Waldschlößchen Schierke

Chronik des Hauses

Eine lange Geschichte...

Ein altes Gemaelde des Buergermeisterhauses

Das Bürgermeisterhaus

Schierke, bislang zum Gutsbezirk des Fürstenhauses Stolberg/Wernigerode gehörig, erhielt vom Fürsten Land, wodurch ab 1921 eine Selbstverwaltung Schierkes möglich wurde.
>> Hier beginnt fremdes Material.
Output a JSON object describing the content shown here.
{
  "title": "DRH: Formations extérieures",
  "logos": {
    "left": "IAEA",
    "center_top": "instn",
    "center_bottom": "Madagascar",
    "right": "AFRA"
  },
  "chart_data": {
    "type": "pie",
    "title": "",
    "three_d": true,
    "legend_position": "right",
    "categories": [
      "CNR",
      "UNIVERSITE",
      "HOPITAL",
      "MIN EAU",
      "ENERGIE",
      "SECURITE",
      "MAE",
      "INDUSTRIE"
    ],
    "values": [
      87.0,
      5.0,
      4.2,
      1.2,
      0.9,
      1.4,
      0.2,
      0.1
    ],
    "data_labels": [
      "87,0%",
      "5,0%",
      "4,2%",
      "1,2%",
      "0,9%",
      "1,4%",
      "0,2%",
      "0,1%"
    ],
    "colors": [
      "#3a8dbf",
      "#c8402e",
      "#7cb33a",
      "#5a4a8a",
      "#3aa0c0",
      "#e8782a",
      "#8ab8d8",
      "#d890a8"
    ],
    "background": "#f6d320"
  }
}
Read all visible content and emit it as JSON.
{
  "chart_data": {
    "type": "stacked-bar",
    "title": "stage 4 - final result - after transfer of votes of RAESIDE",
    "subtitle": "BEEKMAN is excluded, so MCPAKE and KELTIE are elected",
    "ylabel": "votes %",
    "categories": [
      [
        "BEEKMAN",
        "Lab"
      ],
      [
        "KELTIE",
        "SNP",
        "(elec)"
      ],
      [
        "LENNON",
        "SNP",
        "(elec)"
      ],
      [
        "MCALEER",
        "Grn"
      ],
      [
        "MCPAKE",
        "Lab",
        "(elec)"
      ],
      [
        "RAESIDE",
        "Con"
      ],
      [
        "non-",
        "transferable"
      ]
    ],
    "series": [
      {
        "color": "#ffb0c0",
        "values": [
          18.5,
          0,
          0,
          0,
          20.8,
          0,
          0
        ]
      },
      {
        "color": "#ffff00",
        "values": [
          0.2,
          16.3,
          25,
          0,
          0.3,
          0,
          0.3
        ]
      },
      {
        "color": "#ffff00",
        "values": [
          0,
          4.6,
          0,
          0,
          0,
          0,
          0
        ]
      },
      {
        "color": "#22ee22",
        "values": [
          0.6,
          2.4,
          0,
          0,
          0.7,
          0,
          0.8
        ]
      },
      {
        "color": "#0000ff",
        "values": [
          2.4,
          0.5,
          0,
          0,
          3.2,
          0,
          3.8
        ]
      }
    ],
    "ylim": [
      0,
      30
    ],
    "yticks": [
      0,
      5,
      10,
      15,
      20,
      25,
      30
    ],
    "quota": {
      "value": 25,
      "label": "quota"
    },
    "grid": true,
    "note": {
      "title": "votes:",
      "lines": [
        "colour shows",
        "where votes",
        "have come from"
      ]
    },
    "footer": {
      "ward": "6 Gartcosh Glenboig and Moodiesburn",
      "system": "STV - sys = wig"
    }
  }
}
Die damit einhergehende Wahl eines Bürgermeisters fand am 1. Mai 1921 statt. Erster Bürgermeister wurde der seit 1912 tätige Amtssekretär Rudolph Schellpfeffer. Herr Schellpfeffer ließ sich unterhalb des Ottoweges nach der noch geltenden Bauschutzordnung der „Fürstlichen Kammer” eine Villa bauen, die er bis 1945 bewohnte.
— Die Einheimischen sprechen seither schlicht vom Bürgermeisterhaus —

DDR-Zeit

Nach 1945 wurde das Haus kurzzeitig von verschiedenen Menschen bewohnt, bis schließlich als letzter hier wohnender Bürgermeister Wilhelm Obendieck einzog. Für die Witwe Obendieck wurde das Haus später zu groß. Deshalb formten sich Überlegungen zur Einrichtung einer Kinderkrippe. 1959 wurde zunächst eine Kinderkrippe in den unteren Räumen eingerichtet — es wurden Kinder bis zum 3. Lebensjahr hier betreut. Bald stand das ganze Haus als Kinderkrippe zur Verfügung. Es wurde im Innen- und Außenbereich kinderfreundlicher umgestaltet und erhielt an der rechten Seite einen Erweiterungsbau. Dieser wurde ursprünglich als Katastrophenschutzraum erbaut, stand aber dann doch der Einrichtung zur Verfügung — die Kinderzahlen stiegen an.

Ein altes Foto des Buegermeisterhauses

Nach der „Wende”

Infolge der politischen Wende wurde das Haus 1991 geräumt und stand baldigst zum Verkauf.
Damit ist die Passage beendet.